Another South Loop apartment development is finally moving off the drawing board.
A joint venture of Chicago-based firms DAC Developments and Melrose Ascension Capital landed $69 million in construction financing from BridgeCity Capital to move forward on its long-planned residential tower at 626 South Wabash Avenue, the Commercial Observer reported.
The 19-story, 223,000-square-foot project will include 164 luxury apartments and ground-floor retail. The financing amounts to $418,000 per unit. Construction kicked off in April, two and a half years after the DAC and Melrose venture received its building permits.
The project was greenlit in late 2022 as a joint venture between DAC and Melrose, designed by Antunovich Associates to deliver a mix of studio, two-bedroom, and four-bedroom units.
Marketed largely toward students and young professionals, the apartments will feature rents ranging from $1,700 to $5,000 per month. Planned amenities include a rooftop pool, fitness center, coworking space, basketball court and a lounge, alongside a 73-space parking garage and 100 bicycle spots.

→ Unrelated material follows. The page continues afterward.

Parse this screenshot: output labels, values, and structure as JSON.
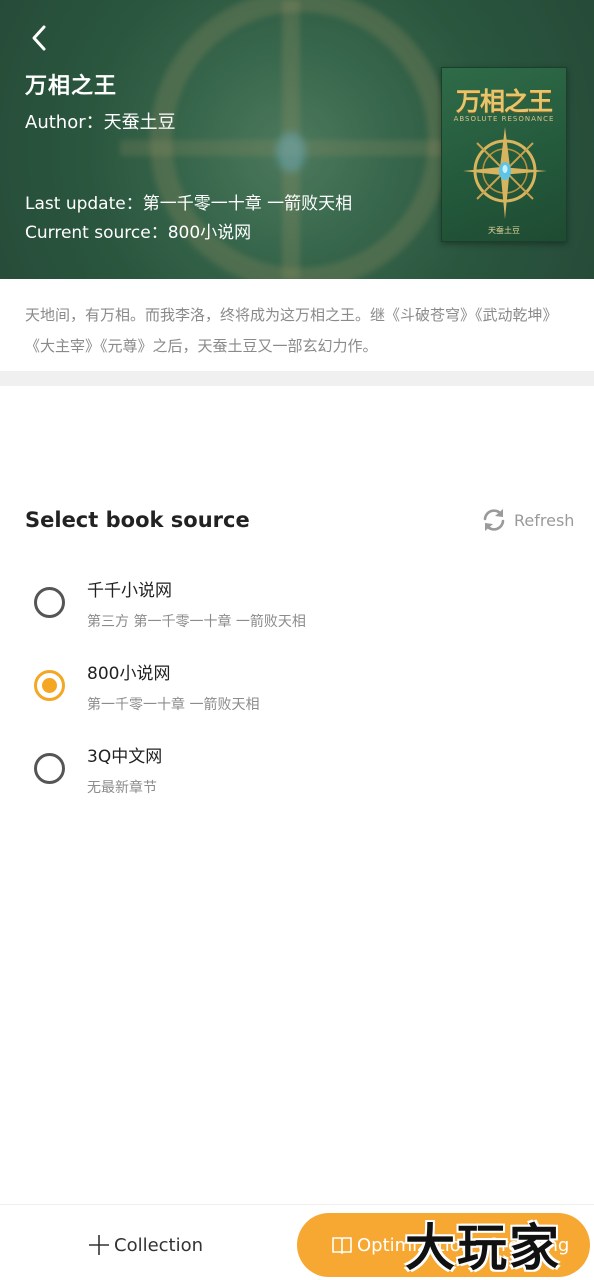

The lender was attracted to the deal based on strong demand for rentals in the South Loop and the track record of DAC president Daniel Rezko, who recently delivered a multifamily project at 808 North Cleveland Avenue in downtown Chicago, along with Melrose’s recent completion of a 17-story multifamily building at 633 South LaSalle Street, said EJ Ehrlich, senior analyst at BridgeCity.
Like Melrose’s LaSalle Street project developed in partnership with Singapore-based Q Investment Partners, the Wabash Street project with DAC will feature some individual bedrooms available for rent within a unit, rather than only offering full unit leases. The units will be a mix between traditional rentals and student housing, and include a total of 368 beds, Melrose said.
The Wabash site, a vacant lot tucked less than half a mile from downtown, sits near the CTA L tracks above South Holden Court and has long been seen as a key infill opportunity in the booming South Loop district.
With BridgeCity’s funding locked in, DAC and Melrose are set to push the project toward completion, joining a growing wave of high-rise residential development reshaping the South Loop skyline.
Rents in the South Loop submarket grew by 2.3 percent year-over-year in December, according to Cushman & Wakefield. Its inventory was at 9,960 units, with 93.8 percent occupancy, just above that of River North and the West Loop but below Streeterville and the New East Side.
Editor’s note: This story was updated to add details about the Wabash Street project.